GISTI (asso­cia­tion spé­cia­liste du droit des étran­gers)

Face aux cen­taines de nau­frages mor­tels en Médi­ter­ra­née, peut-on se conten­ter de dénon­cer le silence assour­dis­sant dans lequel des vies dis­pa­raissent à nos portes ? Doit-on se résoudre à l’impuissance devant des poli­tiques migra­toires aux­quelles on ne pour­rait rien chan­ger ? Ces noyé·e·s ne sont pas les vic­times de catas­trophes natu­relles, mais de déci­sions poli­tiques mises en œuvre par des exé­cu­tants dont les res­pon­sa­bi­li­tés doivent être poin­tées. Devant ces atteintes au droit le plus fon­da­men­tal – le droit à la vie – il faut que des pro­cé­dures soient enga­gées et que jus­tice soit ren­due. Il faut mettre fin à cette héca­tombe.

Le Haut Com­mis­sa­riat des Nations unies pour les réfu­giés (HCR) a dénom­bré à la fin de mai quelque 1 500 vic­times de noyade par­mi les boat people qui, depuis février der­nier, s’efforcent de gagner l’Europe à par­tir des côtes du Magh­reb et du Machrek.

Ces drames ne font que s’ajouter à tous ceux qui se déroulent, dans l’indifférence, depuis plus de vingt ans ; For­tress Europe enre­gistre 17 317 décès docu­men­tés depuis 1988. Mais com­bien d’autres vic­times invi­sibles de la poli­tique euro­péenne de lutte contre l’immigration qu’elle appelle illé­gale ?

De ces nau­frages, des épaves trans­for­mées en cer­cueils flot­tants d’hommes, de femmes et d’enfants morts d’épuisement, de faim et de soif après de longues dérives en mer, l’opinion a pris l’habitude. Elle a pu croire à leur carac­tère iné­luc­table. Elle a pu igno­rer que les équi­pe­ments anti-migra­toires de l’agence euro­péenne Fron­tex étaient for­cé­ment les témoins de nombre de ces drames, en Médi­ter­ra­née comme ailleurs…

Mais la donne a chan­gé depuis qu’une coa­li­tion inter­na­tio­nale et les forces de l’OTAN inter­viennent en Libye. Aujourd’hui, awacs, drones, avions, héli­co­ptères, radars et bâti­ments de guerre sur­veillent tout ce qui bouge en Médi­ter­ra­née. Ils ne peuvent pas ne pas voir les bateaux des exi­lés ori­gi­naires d’Afrique sub­sa­ha­rienne qui cherchent à fuir la Libye. Ils ne peuvent pas ne pas voir lorsque, de Tuni­sie, du Maroc ou d’Algérie, des jeunes sans espoir s’entassent dans une embar­ca­tion fra­gile pour gagner l’Italie ou l’Espagne.

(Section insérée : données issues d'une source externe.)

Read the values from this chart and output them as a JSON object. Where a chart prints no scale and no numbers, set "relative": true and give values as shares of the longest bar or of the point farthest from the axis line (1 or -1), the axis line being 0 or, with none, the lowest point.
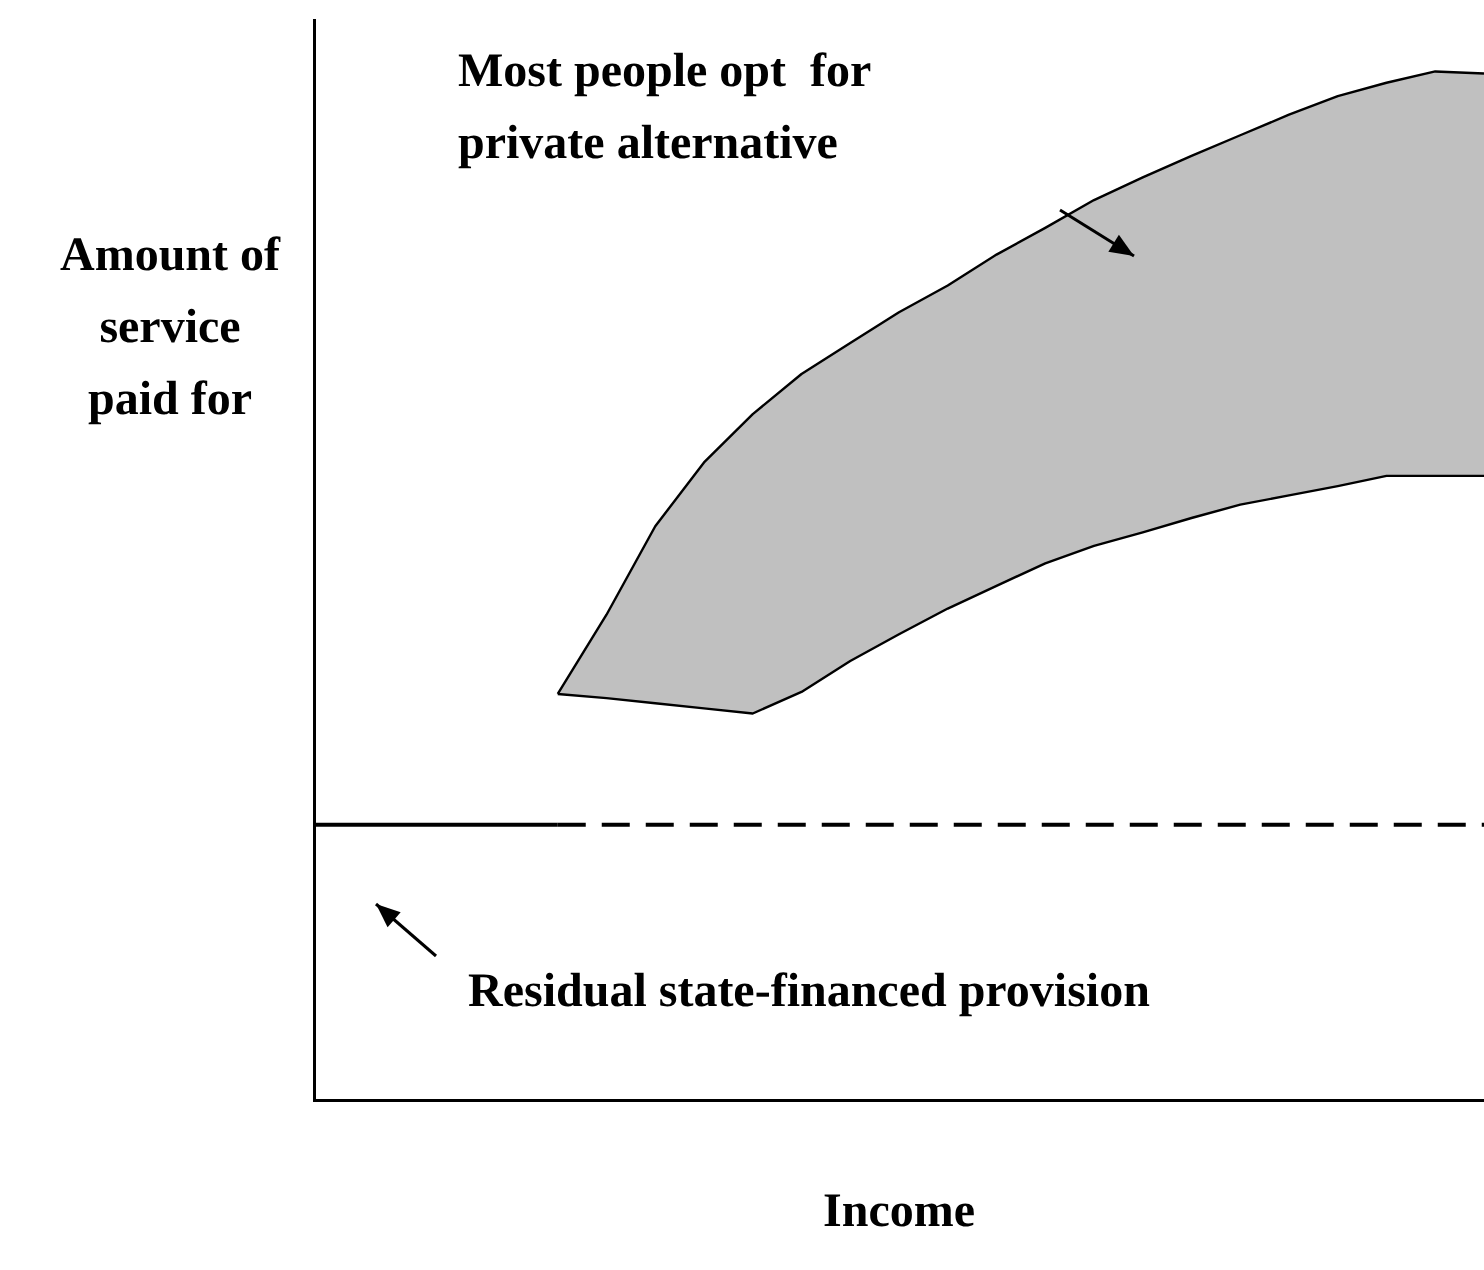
{
  "chart_data": {
    "type": "area",
    "relative": true,
    "xlabel": "Income",
    "ylabel": "Amount of service paid for",
    "annotations": [
      "Most people opt  for private alternative",
      "Residual state-financed provision"
    ],
    "categories": [
      null,
      null,
      null,
      null,
      null,
      null,
      null,
      null,
      null,
      null,
      null,
      null,
      null,
      null,
      null,
      null,
      null,
      null,
      null,
      null,
      null,
      null,
      null,
      null,
      null
    ],
    "series": [
      {
        "type": "line",
        "color": "#000000",
        "line_style": "solid",
        "values": [
          null,
          null,
          null,
          null,
          null,
          0.395,
          0.391,
          0.386,
          0.381,
          0.376,
          0.397,
          0.427,
          0.453,
          0.478,
          0.5,
          0.522,
          0.539,
          0.552,
          0.566,
          0.579,
          0.588,
          0.597,
          0.607,
          0.607,
          0.607
        ]
      },
      {
        "color": "#c0c0c0",
        "values": [
          null,
          null,
          null,
          null,
          null,
          0.395,
          0.472,
          0.558,
          0.62,
          0.667,
          0.706,
          0.736,
          0.766,
          0.792,
          0.822,
          0.848,
          0.875,
          0.897,
          0.918,
          0.938,
          0.958,
          0.976,
          0.989,
          1.0,
          0.998
        ]
      },
      {
        "type": "line",
        "color": "#000000",
        "line_style": "solid",
        "values": [
          0.268,
          0.268,
          0.268,
          0.268,
          0.268,
          0.268,
          null,
          null,
          null,
          null,
          null,
          null,
          null,
          null,
          null,
          null,
          null,
          null,
          null,
          null,
          null,
          null,
          null,
          null,
          null
        ]
      },
      {
        "type": "line",
        "color": "#000000",
        "line_style": "dashed",
        "values": [
          null,
          null,
          null,
          null,
          null,
          0.268,
          0.268,
          0.268,
          0.268,
          0.268,
          0.268,
          0.268,
          0.268,
          0.268,
          0.268,
          0.268,
          0.268,
          0.268,
          0.268,
          0.268,
          0.268,
          0.268,
          0.268,
          0.268,
          0.268
        ]
      }
    ],
    "grid": false,
    "legend": false
  }
}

En n’intervenant pas, ils se rendent cou­pables de non-assis­tance à per­sonne en dan­ger. Ceci ne peut res­ter impu­ni.

Les États puis­sants de la pla­nète se sont mobi­li­sés mili­tai­re­ment pour, disent-ils, empê­cher le mas­sacre de popu­la­tions civiles et mettre en œuvre « la res­pon­sa­bi­li­té de pro­té­ger » dont l’ONU est garante. Mais la res­pon­sa­bi­li­té de pro­té­ger ne passe-t-elle pas aus­si par le res­pect du droit mari­time, des conven­tions inter­na­tio­nales en matière de sau­ve­tage en mer et des textes sur la pro­tec­tion des réfu­giés ?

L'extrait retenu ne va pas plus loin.